Conditions, requirements, or orders deemed necessary by [DLGS] may include, but not be limited to, the implementation of government, administrative, and operational

27 A-5731-11T4 efficiency and oversight measures necessary for the fiscal recovery of the municipality, including but not limited to requiring approval by [DLGS] of personnel actions, professional services and related contracts, payment in lieu of tax agreements, acceptance of grants from State, federal or other organizations, and the creation of new or expanded public services.

[N.J.S.A. 52:27D-118.42a.]

The statutory scheme described seemingly demonstrates the

Legislature's decision to fully occupy the field of municipal

finance in Camden.

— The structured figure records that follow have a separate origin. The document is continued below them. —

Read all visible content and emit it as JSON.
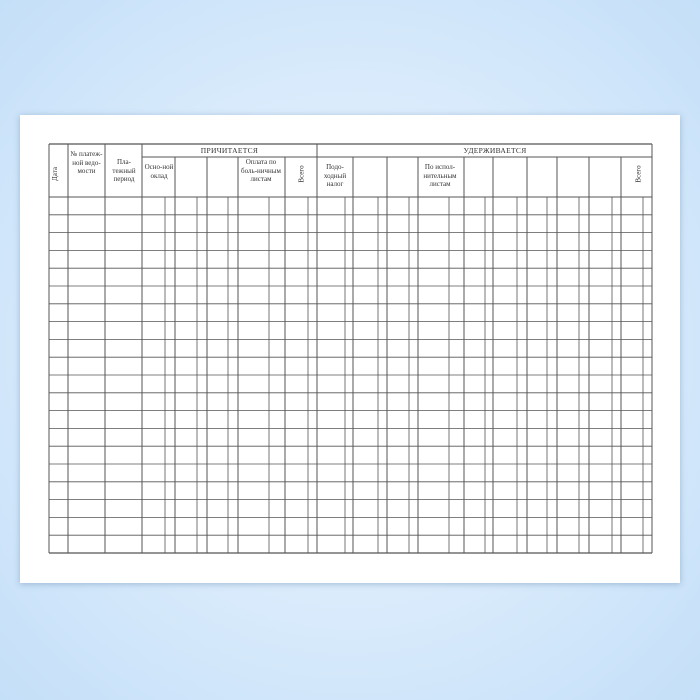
{
  "form": {
    "date": "Дата",
    "statement_no": "№ платеж-ной ведо-мости",
    "pay_period": "Пла-тежный период",
    "accrued_group": "ПРИЧИТАЕТСЯ",
    "base_salary": "Осно-ной оклад",
    "sick_pay": "Оплата по боль-ничным листам",
    "accrued_total": "Всего",
    "withheld_group": "УДЕРЖИВАЕТСЯ",
    "income_tax": "Подо-ходный налог",
    "writs": "По испол-нительным листам",
    "withheld_total": "Всего"
  },
  "colors": {
    "background": "#d6e9fb",
    "lines": "#555555"
  }
}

The proposed initiative ordinance was not a

budget ordinance; yet, it cannot be disputed that elimination of

the police force, and Camden's membership in, and support of, a

County police force was an integral part of the city's overall

financial strategy as mapped out in the various MOU's referenced

above. On its face, the statutory scheme does not mandate that

Camden enter into a particular regionalized or shared service

plan. If it did, the initiative ordinance would be barred.

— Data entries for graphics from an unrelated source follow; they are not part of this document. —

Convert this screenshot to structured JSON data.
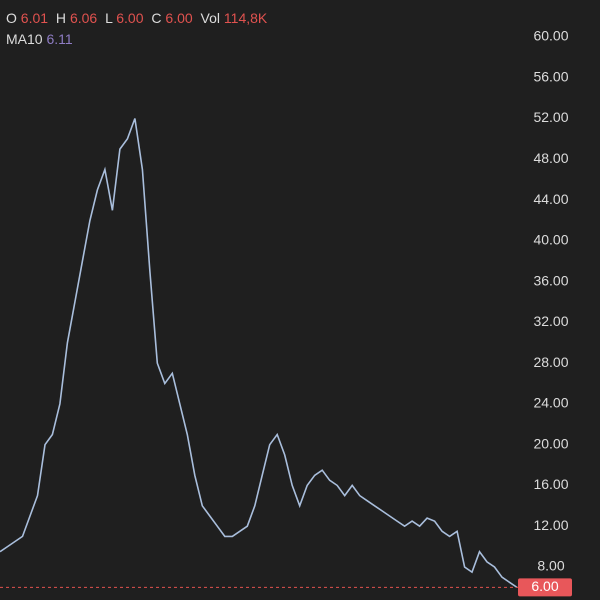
{
  "chart_data": {
    "type": "line",
    "ohlc": [
      {
        "name": "O",
        "value": 6.01
      },
      {
        "name": "H",
        "value": 6.06
      },
      {
        "name": "L",
        "value": 6.0,
        "value_label": "6.00"
      },
      {
        "name": "C",
        "value": 6.0,
        "value_label": "6.00"
      }
    ],
    "volume": {
      "name": "Vol",
      "value": 114800,
      "value_label": "114,8K"
    },
    "ma": {
      "name": "MA10",
      "value": 6.11
    },
    "last_price": {
      "value": 6.0,
      "value_label": "6.00"
    },
    "color": "#a9bedc",
    "values": [
      9.5,
      10,
      10.5,
      11,
      13,
      15,
      20,
      21,
      24,
      30,
      34,
      38,
      42,
      45,
      47,
      43,
      49,
      50,
      52,
      47,
      37,
      28,
      26,
      27,
      24,
      21,
      17,
      14,
      13,
      12,
      11,
      11,
      11.5,
      12,
      14,
      17,
      20,
      21,
      19,
      16,
      14,
      16,
      17,
      17.5,
      16.5,
      16,
      15,
      16,
      15,
      14.5,
      14,
      13.5,
      13,
      12.5,
      12,
      12.5,
      12,
      12.8,
      12.5,
      11.5,
      11,
      11.5,
      8,
      7.5,
      9.5,
      8.5,
      8,
      7,
      6.5,
      6
    ],
    "ylim": [
      4.76,
      63.63
    ],
    "yticks": [
      {
        "value": 8,
        "label": "8.00"
      },
      {
        "value": 12,
        "label": "12.00"
      },
      {
        "value": 16,
        "label": "16.00"
      },
      {
        "value": 20,
        "label": "20.00"
      },
      {
        "value": 24,
        "label": "24.00"
      },
      {
        "value": 28,
        "label": "28.00"
      },
      {
        "value": 32,
        "label": "32.00"
      },
      {
        "value": 36,
        "label": "36.00"
      },
      {
        "value": 40,
        "label": "40.00"
      },
      {
        "value": 44,
        "label": "44.00"
      },
      {
        "value": 48,
        "label": "48.00"
      },
      {
        "value": 52,
        "label": "52.00"
      },
      {
        "value": 56,
        "label": "56.00"
      },
      {
        "value": 60,
        "label": "60.00"
      }
    ]
  }
}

See, e.g., In re Trenton Ordinance 09-02, supra,

192 N.J. at 469

("A state mandate that does not allow for the exercise of

municipal discretion cannot be overridden by a referendum.").

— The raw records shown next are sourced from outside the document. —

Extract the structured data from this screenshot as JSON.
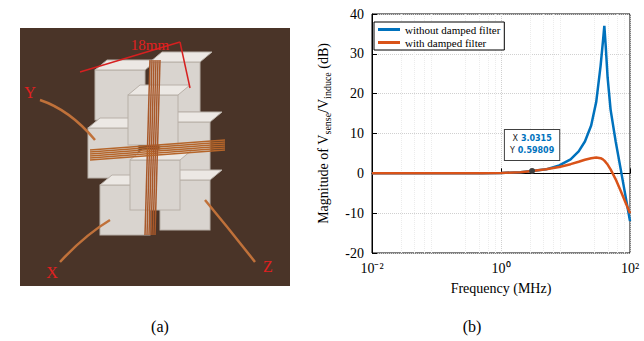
{
  "photo": {
    "caption": "(a)",
    "dimension": "18mm",
    "axes": [
      "Y",
      "X",
      "Z"
    ]
  },
  "chart_data": {
    "type": "line",
    "caption": "(b)",
    "xlabel": "Frequency (MHz)",
    "ylabel": [
      "Magnitude of V",
      "sense",
      "/V",
      "induce",
      "(dB)"
    ],
    "log": "x",
    "grid": true,
    "legend": "upper left",
    "xlim": [
      0.01,
      100
    ],
    "xticks": [
      {
        "value": 0.01,
        "label": "10⁻²"
      },
      {
        "value": 1,
        "label": "10⁰"
      },
      {
        "value": 100,
        "label": "10²"
      }
    ],
    "ylim": [
      -20,
      40
    ],
    "yticks": [
      -20,
      -10,
      0,
      10,
      20,
      30,
      40
    ],
    "x": [
      0.01,
      0.1,
      0.5,
      1,
      2,
      3.0315,
      5,
      8,
      12,
      16,
      20,
      25,
      30,
      35,
      38,
      40,
      42,
      45,
      50,
      60,
      70,
      100
    ],
    "series": [
      {
        "name": "without damped filter",
        "color": "#0072BD",
        "values": [
          0,
          0,
          0.02,
          0.1,
          0.3,
          0.6,
          1.0,
          2.0,
          3.5,
          5.5,
          8,
          12,
          18,
          27,
          33,
          37,
          32,
          24,
          16,
          8,
          2,
          -12
        ]
      },
      {
        "name": "with damped filter",
        "color": "#D95319",
        "values": [
          0,
          0,
          0.02,
          0.1,
          0.3,
          0.6,
          1.0,
          1.6,
          2.3,
          2.9,
          3.4,
          3.8,
          4.0,
          3.8,
          3.5,
          3.2,
          2.8,
          2.2,
          1.0,
          -1.5,
          -4,
          -10
        ]
      }
    ],
    "datatip": {
      "x": 3.0315,
      "y": 0.59809,
      "x_label": "X",
      "y_label": "Y",
      "series": "with damped filter"
    }
  }
}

Yet, certain provisions of the MRERA, including the powers of

the COO during the "rehabilitation term," and the extraordinary

device of appointment of a special arbitrator to render

unappealable decisions, impliedly leave little room for other

28 A-5731-11T4 voices to be heard. Perhaps, even the voices of the voters of

Camden.

The record before the Law Division and before us consists

of several certifications from municipal officials along with

voluminous supporting documentation. However, there is nothing

provided, for example, from DLGS or DCA regarding the actual

implementation of the MOUs and the nature of State oversight as

to the provision of municipal services that impact the budget.

In other words, the record inadequately explains if adoption of

the proposed initiative ordinance creates "an obstacle to the

accomplishment and execution of the full purposes and objectives

of the Legislature[.]" Overlook Terrace Mgmt. Corp., supra,

71 N.J. at 462

(internal quotation marks and citation omitted).

We have been told, without apparent dispute, that the MRERA

rehabilitation term has ended. Yet, we cannot state with

certainty how the passage of time since the matter was before

the Law Division may have changed the municipal landscape,

particularly as it relates to the preemption issue.

Therefore, we are compelled to remand the matter to the Law

Division for further consideration of whether the various

statutory schemes at issue have preempted consideration by the

voters of the proposed initiative ordinance in this case. We

29 A-5731-11T4 leave the conduct of the remand to the sound discretion of the

Law Division.

Reversed and remanded for further proceedings consistent

with this opinion. We do not retain jurisdiction.